Das müssen Sie bitte erklären ...
Es gibt zwei Formen von nachhaltigem Flugtreibstoff: einmal biogenen Ursprungs, also zum Beispiel aus altem Fett. Das andere ist Power-to-Liquid (PtL), ein Treibstoff, der aus grünem Wasserstoff und abgeschiedenem CO2 hergestellt wird. Ab dem 1. Januar 2025 gilt nach EU-Recht eine Beimischungsquote von zwei Prozent, die wir durch den Treibstoff biogenen Ursprungs trotz hoher Preise erfüllen werden. Ab 2030 steigt die Quote auf sechs Prozent, wovon 1,2 Prozent PtL sein sollen. Deutschland hingegen möchte schon 2026 eine PtL-Quote einführen, obwohl es das Produkt noch gar nicht in großen Mengen zu kaufen gibt und die EU-Kommission den Mitgliedstaaten mitgeteilt hat, dass es nationale Regelungen zu PtL neben der EU-Verordnung gar nicht geben darf. Die Bundesregierung sollte sich also europarechtskonform verhalten. Und wenn sich die zuständigen Ministerien nicht einigen können, braucht es eine Entscheidung aus dem Kanzleramt.

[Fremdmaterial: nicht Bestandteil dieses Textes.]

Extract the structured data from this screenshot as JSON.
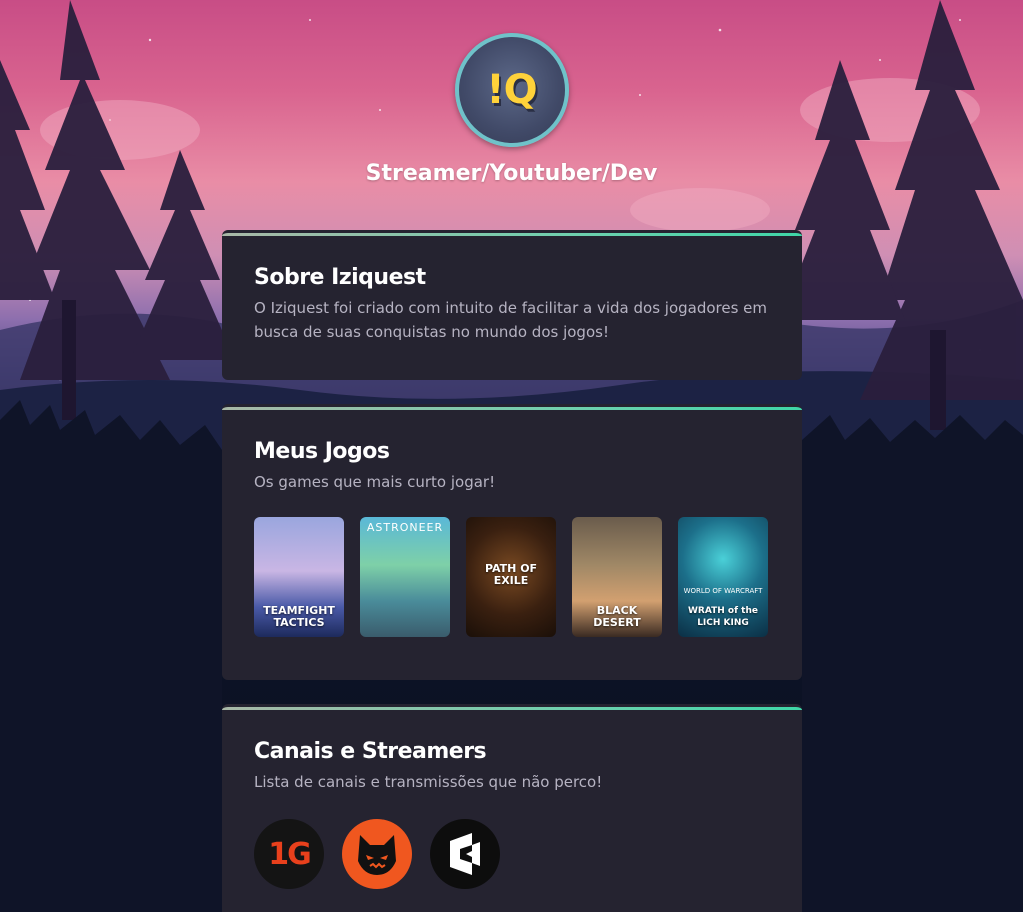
{
  "profile": {
    "avatar_text": "!Q",
    "tagline": "Streamer/Youtuber/Dev"
  },
  "about": {
    "title": "Sobre Iziquest",
    "description": "O Iziquest foi criado com intuito de facilitar a vida dos jogadores em busca de suas conquistas no mundo dos jogos!"
  },
  "games": {
    "title": "Meus Jogos",
    "subtitle": "Os games que mais curto jogar!",
    "items": [
      {
        "label": "TEAMFIGHT TACTICS",
        "top": ""
      },
      {
        "label": "",
        "top": "ASTRONEER"
      },
      {
        "label": "PATH OF EXILE",
        "top": ""
      },
      {
        "label": "BLACK DESERT",
        "top": ""
      },
      {
        "label": "WRATH of the LICH KING",
        "top": "WORLD OF WARCRAFT"
      }
    ]
  },
  "streamers": {
    "title": "Canais e Streamers",
    "subtitle": "Lista de canais e transmissões que não perco!",
    "items": [
      {
        "logo_text": "1G",
        "icon": "1g-logo-icon"
      },
      {
        "logo_text": "",
        "icon": "cat-mask-logo-icon"
      },
      {
        "logo_text": "",
        "icon": "tilted-logo-icon"
      }
    ]
  },
  "colors": {
    "card_bg": "#252330",
    "accent": "#3fd6a8",
    "title": "#ffffff",
    "body_text": "#b6b3c2"
  }
}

Nachhaltiger Treibstoff ist heute fünfmal teurer als Kerosin. Müssen die Verbraucher also nicht so oder so mit steigenden Ticketpreisen rechnen?
Ja, aber das muss nicht so sein, wenn der nachhaltige Flugkraftstoff genauso viel kostet wie Kerosin. Und das hängt eben auch von der Menge ab, die künftig zur Verfügung steht. Je mehr produziert wird, desto niedriger der Preis. Zudem muss die EU ihre Vorgaben überdenken, wonach Airlines aus Drittländern jenseits der EU auf internationalen Flügen zum Teil von diesen teuren Auflagen ausgenommen sind. Das macht es für europäische Airlines schwieriger, mit der internationalen Konkurrenz mitzuhalten. Mit der neuen EU-Kommission muss dringend Bewegung in diese Angelegenheit kommen.